The groups made the statement after finishing a workshop on peace-building and conflict transformation in Rangoon from Jan. 30 to Feb. 1, which was attended by 43 female representatives from different parts of the country.
The statement read: “We call for special care and priority to be given to the protection of civilians, especially women and children. This is in compliance with the spirit and content of UN Security Council Resolution 1325, 1674, the Geneva Convention and the Convention to Eliminate All Forms of Discrimination Against Women (CEDAW), to which Myanmar is a party.”
“We call for an immediate end to the ongoing intense offensives in Kachin state,” read the statement.
Speaking with The Irrawaddy on Monday, Susanna Hla Hla Soe, the general secretary of the Rangoon-based Karen Women’s Action Group, said that Burma signed the CEDAW in 1997, but still doesn’t implement it in practice.

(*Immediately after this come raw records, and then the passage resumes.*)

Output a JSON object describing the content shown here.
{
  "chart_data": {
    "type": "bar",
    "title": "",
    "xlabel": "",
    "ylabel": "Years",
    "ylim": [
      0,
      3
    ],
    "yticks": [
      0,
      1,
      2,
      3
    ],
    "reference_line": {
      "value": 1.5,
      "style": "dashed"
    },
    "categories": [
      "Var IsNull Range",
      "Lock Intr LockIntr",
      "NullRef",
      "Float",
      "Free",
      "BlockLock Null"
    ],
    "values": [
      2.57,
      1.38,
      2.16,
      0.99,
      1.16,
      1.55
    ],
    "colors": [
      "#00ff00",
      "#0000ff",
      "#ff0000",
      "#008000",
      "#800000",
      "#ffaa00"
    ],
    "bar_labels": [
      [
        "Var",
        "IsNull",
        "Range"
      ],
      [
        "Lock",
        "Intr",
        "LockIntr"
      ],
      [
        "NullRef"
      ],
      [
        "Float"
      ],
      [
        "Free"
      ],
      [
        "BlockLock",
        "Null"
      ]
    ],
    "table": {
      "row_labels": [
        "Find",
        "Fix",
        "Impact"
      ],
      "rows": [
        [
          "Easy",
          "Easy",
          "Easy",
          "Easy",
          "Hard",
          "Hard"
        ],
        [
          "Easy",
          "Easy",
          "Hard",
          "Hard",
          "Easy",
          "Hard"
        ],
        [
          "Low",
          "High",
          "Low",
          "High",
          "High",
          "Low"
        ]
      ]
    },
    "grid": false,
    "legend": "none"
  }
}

“Kachin women representatives who attended the workshop emotionally expressed their sadness and concern about how women and girls are suffering from ill treatment. I was very sad to hear their terrible stories of sexual violence, such as gang rape against women and girls,” said Hla Hla Soe.
“Burma needs to implement a law protecting women as soon as possible,” she added.
Burma’s former military regime signed the CEDAW in 1997, agreeing to reduce discrimination against women, stop rape and other forms of violence against women and form a way for women to file complaints if their rights are abused.
The women’s groups, who represented Karen, Kachin, Shan, Arakanese, Mon, Karenni and other ethnic minorities, also called for the inclusion of ethnic women’s civil society organizations in all aspects of peace processes undertaken by the government and ethnic organizations.
The women’s groups also urged international donors to support their efforts to end not only war, but also violence and other forms of discrimination against women.
“We urge donor organizations supporting Myanmar’s peace processes and organizations implementing peace programs to be transparent, inclusive and to ensure gender equality in all aspects of their work.”